Christian Katzenbach: Regulierung „durch“ Algorithmen? (25.11.2020)
Abstract
Algorithmen werden vielfältige soziale Funktionen zugeschrieben: Vermeintlich entscheiden sie über die Vergabe von Krediten, über Potenziale auf dem Arbeitsmarkt, den schnellsten Weg zum Ziel und die Relevanz von Nachrichten. Zudem werden sie verantwortlich gemacht für die globale Verbreitung von Misinformation und die Verschärfung sozialer Ungleichheiten. Gleichzeitig positionieren viele Unternehmen und manche politische Institutionen weiterhin Algorithmen als adäquate Lösung für soziale Probleme: Facebooks CEO Marc Zuckerberg beantwortete Fragen nach Strategien des Unternehmens zur Bekämpfung von Misinformation, Hate Speech und Datendiebstahl mehr als ein dutzend Mal mit „AI will fix this“ oder „in the future, we will have technologies in place…“.
Und tatsächlich nutzen Plattformen tagtäglich automatisierte Systeme zur Klassifikation von Inhalten, mitunter auch zur direkten Filterung oder Sperrung wie etwa das ContentID auf YouTube.
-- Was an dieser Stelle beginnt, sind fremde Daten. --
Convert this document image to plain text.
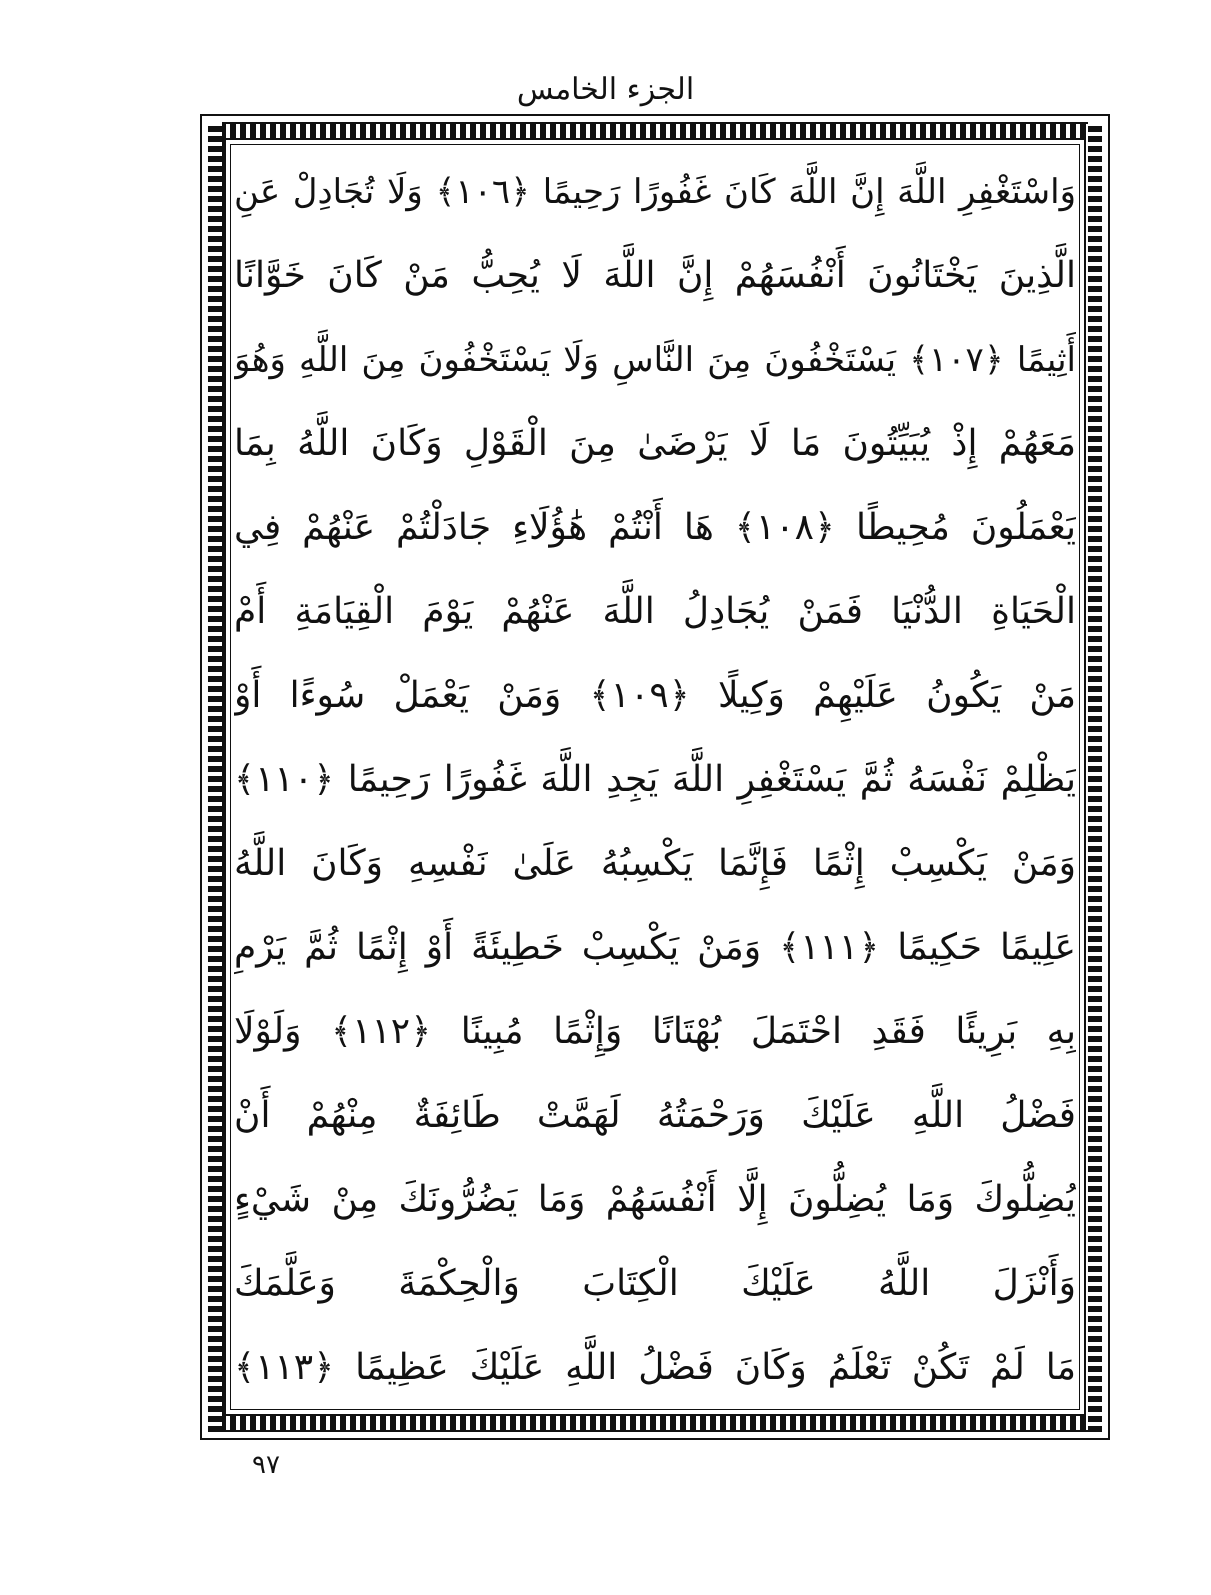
الجزء الخامس
وَاسْتَغْفِرِ اللَّهَ إِنَّ اللَّهَ كَانَ غَفُورًا رَحِيمًا ﴿١٠٦﴾ وَلَا تُجَادِلْ عَنِ
الَّذِينَ يَخْتَانُونَ أَنْفُسَهُمْ إِنَّ اللَّهَ لَا يُحِبُّ مَنْ كَانَ خَوَّانًا
أَثِيمًا ﴿١٠٧﴾ يَسْتَخْفُونَ مِنَ النَّاسِ وَلَا يَسْتَخْفُونَ مِنَ اللَّهِ وَهُوَ
مَعَهُمْ إِذْ يُبَيِّتُونَ مَا لَا يَرْضَىٰ مِنَ الْقَوْلِ وَكَانَ اللَّهُ بِمَا
يَعْمَلُونَ مُحِيطًا ﴿١٠٨﴾ هَا أَنْتُمْ هَٰؤُلَاءِ جَادَلْتُمْ عَنْهُمْ فِي
الْحَيَاةِ الدُّنْيَا فَمَنْ يُجَادِلُ اللَّهَ عَنْهُمْ يَوْمَ الْقِيَامَةِ أَمْ
مَنْ يَكُونُ عَلَيْهِمْ وَكِيلًا ﴿١٠٩﴾ وَمَنْ يَعْمَلْ سُوءًا أَوْ
يَظْلِمْ نَفْسَهُ ثُمَّ يَسْتَغْفِرِ اللَّهَ يَجِدِ اللَّهَ غَفُورًا رَحِيمًا ﴿١١٠﴾
وَمَنْ يَكْسِبْ إِثْمًا فَإِنَّمَا يَكْسِبُهُ عَلَىٰ نَفْسِهِ وَكَانَ اللَّهُ
عَلِيمًا حَكِيمًا ﴿١١١﴾ وَمَنْ يَكْسِبْ خَطِيئَةً أَوْ إِثْمًا ثُمَّ يَرْمِ
بِهِ بَرِيئًا فَقَدِ احْتَمَلَ بُهْتَانًا وَإِثْمًا مُبِينًا ﴿١١٢﴾ وَلَوْلَا
فَضْلُ اللَّهِ عَلَيْكَ وَرَحْمَتُهُ لَهَمَّتْ طَائِفَةٌ مِنْهُمْ أَنْ
يُضِلُّوكَ وَمَا يُضِلُّونَ إِلَّا أَنْفُسَهُمْ وَمَا يَضُرُّونَكَ مِنْ شَيْءٍ
وَأَنْزَلَ اللَّهُ عَلَيْكَ الْكِتَابَ وَالْحِكْمَةَ وَعَلَّمَكَ
مَا لَمْ تَكُنْ تَعْلَمُ وَكَانَ فَضْلُ اللَّهِ عَلَيْكَ عَظِيمًا ﴿١١٣﴾
٩٧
Ob ein solcher “technological fix” allerdings die Widersprüchlichkeiten in der Regulierung und Ordnung von Plattformen (wie auch in anderen Kontexten) auflösen kann, ist mehr als fraglich.
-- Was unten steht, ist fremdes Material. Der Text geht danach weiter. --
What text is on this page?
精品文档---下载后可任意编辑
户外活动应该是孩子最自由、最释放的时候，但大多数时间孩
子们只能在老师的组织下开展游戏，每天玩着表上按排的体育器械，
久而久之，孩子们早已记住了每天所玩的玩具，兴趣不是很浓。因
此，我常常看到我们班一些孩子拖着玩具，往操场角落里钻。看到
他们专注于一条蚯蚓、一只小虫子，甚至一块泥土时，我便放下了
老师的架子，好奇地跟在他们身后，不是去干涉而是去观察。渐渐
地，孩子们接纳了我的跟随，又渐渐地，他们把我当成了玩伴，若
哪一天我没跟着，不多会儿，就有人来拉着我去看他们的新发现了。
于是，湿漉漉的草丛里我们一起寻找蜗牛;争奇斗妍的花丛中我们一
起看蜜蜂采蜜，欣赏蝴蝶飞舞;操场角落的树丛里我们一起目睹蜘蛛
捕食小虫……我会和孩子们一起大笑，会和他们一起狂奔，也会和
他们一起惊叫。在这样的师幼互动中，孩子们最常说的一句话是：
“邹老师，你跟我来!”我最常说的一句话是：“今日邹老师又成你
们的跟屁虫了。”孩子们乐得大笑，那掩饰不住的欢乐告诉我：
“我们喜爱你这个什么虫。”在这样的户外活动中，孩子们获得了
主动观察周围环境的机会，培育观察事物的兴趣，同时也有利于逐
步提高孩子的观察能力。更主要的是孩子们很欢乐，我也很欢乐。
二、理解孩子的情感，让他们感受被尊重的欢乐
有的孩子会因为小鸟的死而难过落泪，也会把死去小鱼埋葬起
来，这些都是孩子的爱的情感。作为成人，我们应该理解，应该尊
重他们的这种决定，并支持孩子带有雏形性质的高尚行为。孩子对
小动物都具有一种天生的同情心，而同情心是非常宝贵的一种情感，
Der Vortrag rekonstruiert und diskutiert diese Fragen aus einer konzeptuellen Perspektive, die techniksziologische und institutionentheoretische Arbeiten kombiniert. Im Ergebnis wird Regulierung „durch“ Algorithmen nicht als technisch-funktionale Entwicklung verstanden, sondern als institutionelle Formation, die technologische Fortschritte (etwa in der Klassifikation von Inhalten) einbettet in diskursive und politische Agenden. Damit wird deutlich, dass wir derzeit eine Institutionalisierung und “Infrastrukturisierung” von algorithmischen Systemen erleben. Damit einher geht die die Gefahr, dass mit der Verlagerung von Entscheidungen über umstrittene Inhalte in Technik und Infrastrukturen inhärent politische Fragen (etwa um die Grenzen der Meinungsfreiheit) der öffentlichen Debatte entzogen und der Entscheidungshoheit von Anbietern überlassen werden. Dieser Prozess ist aber keine technisch-funktionale Notwendigkeit, sondern politisch und gesellschaftlich gestaltbar.
Info
Dr. Christian Katzenbach leitet den Forschungsbereich Internet Policy und Governance und den Programmbereich Digitale Gesellschaft am Alexander von Humboldt Institut für Internet und Gesellschaft.